ICE Wants to Subject Up to 100,000 Migrants to DNA Tests

The goal is to find rare cases of migrants fraudulently posing as families.

Migrants guide their children though the entrance of a World War II-era bomber hangar in New Mexico in May. City officials converted the hangar into a temporary shelter for asylum-seekers released by Border Patrol. Cedar Attanasio/AP

The Trump administration wants to conduct DNA tests on up to 100,000 migrants at the border to determine whether they’re falsely claiming to be family in order to avoid being detained.

Immigration and Customs Enforcement released a solicitation on Tuesday for a company to administer up to 50,000 DNA tests along the southern border between June and November, along with the option to conduct an additional 50,000 tests by April. The program, called Operation Double Helix 2.0, represents a dramatic expansion of a DNA testing pilot program that ICE launched earlier this month.

The tests are voluntary, so migrants whom ICE suspects of posing as families will only be tested if they consent. But the contracting documents suggest that parents would be more likely to be temporarily separated from their children if they do not submit to the test. DNA data collected by ICE will be destroyed after the tests are conducted, and the agency will not build a database of people’s DNA.

Single adults seeking asylum are generally sent to detention centers and private prisons across the nation. Families arriving at the border, by contrast, can be legally detained for only about 20 days, and in reality most are released more quickly than that, due to the government’s limited family detention capacity. Department of Homeland Security officials have repeatedly claimed that people are running “recycling rings,” in which children are sent across the border with unrelated adults. But DHS has provided little evidence to support those claims.

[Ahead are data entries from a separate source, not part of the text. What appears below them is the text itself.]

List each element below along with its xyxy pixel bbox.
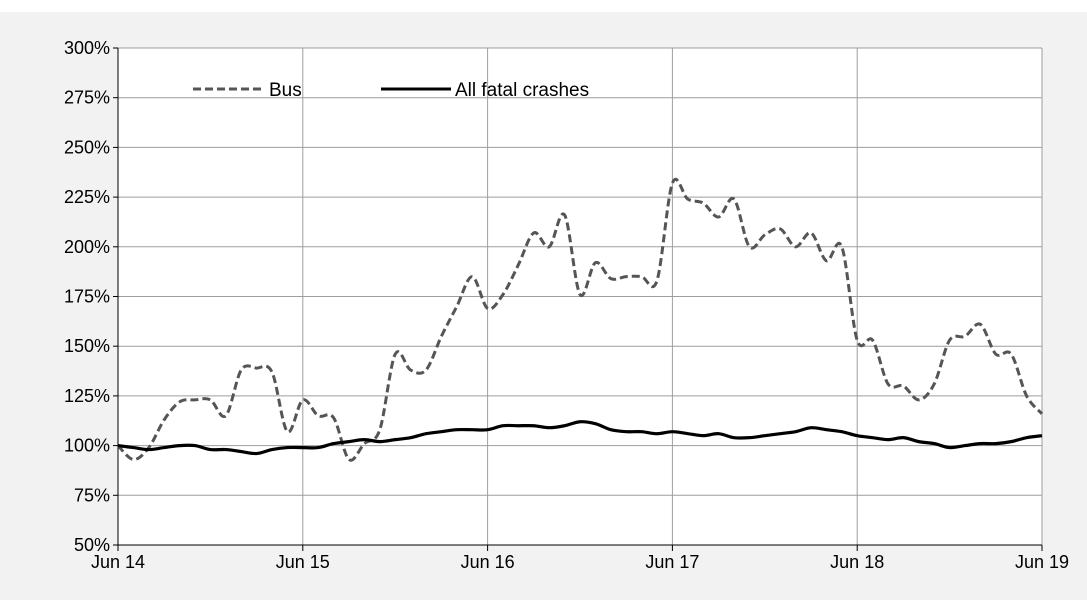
series-lines [116, 177, 1044, 462]
y-tick-label: 300% [64, 38, 110, 58]
x-tick-label: Jun 19 [1015, 552, 1069, 572]
legend-label-all-fatal-crashes: All fatal crashes [455, 80, 589, 101]
y-tick-label: 75% [74, 485, 110, 505]
x-tick-label: Jun 15 [276, 552, 330, 572]
line-chart: 50% 75% 100% 125% 150% 175% 200% 225% 250% 275% 30… [64, 38, 1069, 572]
y-tick-label: 225% [64, 187, 110, 207]
x-tick-labels: Jun 14 Jun 15 Jun 16 Jun 17 Jun 18 Jun 19 [91, 552, 1069, 572]
legend: Bus All fatal crashes [193, 80, 589, 101]
cropped-caption [0, 0, 1087, 9]
y-tick-label: 175% [64, 287, 110, 307]
series-line-all-fatal-crashes [117, 420, 1043, 456]
x-gridlines [302, 48, 1043, 545]
series-line-bus [116, 177, 1044, 462]
x-tick-label: Jun 18 [830, 552, 884, 572]
y-tick-label: 100% [64, 436, 110, 456]
x-tick-label: Jun 17 [645, 552, 699, 572]
y-tick-label: 150% [64, 336, 110, 356]
y-tick-label: 125% [64, 386, 110, 406]
y-tick-label: 50% [74, 535, 110, 555]
legend-label-bus: Bus [269, 80, 302, 101]
x-tick-label: Jun 16 [461, 552, 515, 572]
y-tick-label: 250% [64, 137, 110, 157]
y-tick-labels: 50% 75% 100% 125% 150% 175% 200% 225% 250% 275% 30… [64, 38, 110, 555]
axes [113, 47, 1043, 551]
x-tick-label: Jun 14 [91, 552, 145, 572]
y-tick-label: 275% [64, 88, 110, 108]
chart-container: 50% 75% 100% 125% 150% 175% 200% 225% 250% 275% 30… [0, 12, 1087, 600]
y-gridlines [118, 47, 1042, 496]
y-tick-label: 200% [64, 237, 110, 257]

The government’s own data shows that fraud cases at the border are rare. Brian Hastings, Border Patrol’s head of law enforcement operations, said last month that Border Patrol agents identified more than 3,100 individuals who were implicated in family fraud cases between April 2018 and late March 2019. As the Los Angeles Times reported, that was about 1 percent of parents and children who crossed the border together during that period, but it included people who falsely claimed to be younger than 18, so the number of people falsely posing as families was likely lower. And because only parents or legal guardians and their children count as families under ICE’s standards, migrants traveling with siblings and grandchildren under 18 may have been included in the fraud statistics.

DHS announced earlier this month that agents with ICE Homeland Security Investigations, a part of ICE that usually focuses on serious criminal cases, had interviewed 562 families they suspected of potential fraud since April. About half of them turned out to be fraudulent families, according to ICE.

Under the pilot program, DNA tests were conducted by ANDE, a rapid DNA testing company that helped identify people killed by California wildfires last year. ICE now wants 14 DNA testing machines to be deployed at seven undisclosed locations in Arizona, California, New Mexico, and Texas. If one of the machines breaks, ICE wants to make sure it is replaced in a “prodigiously-quick manner.”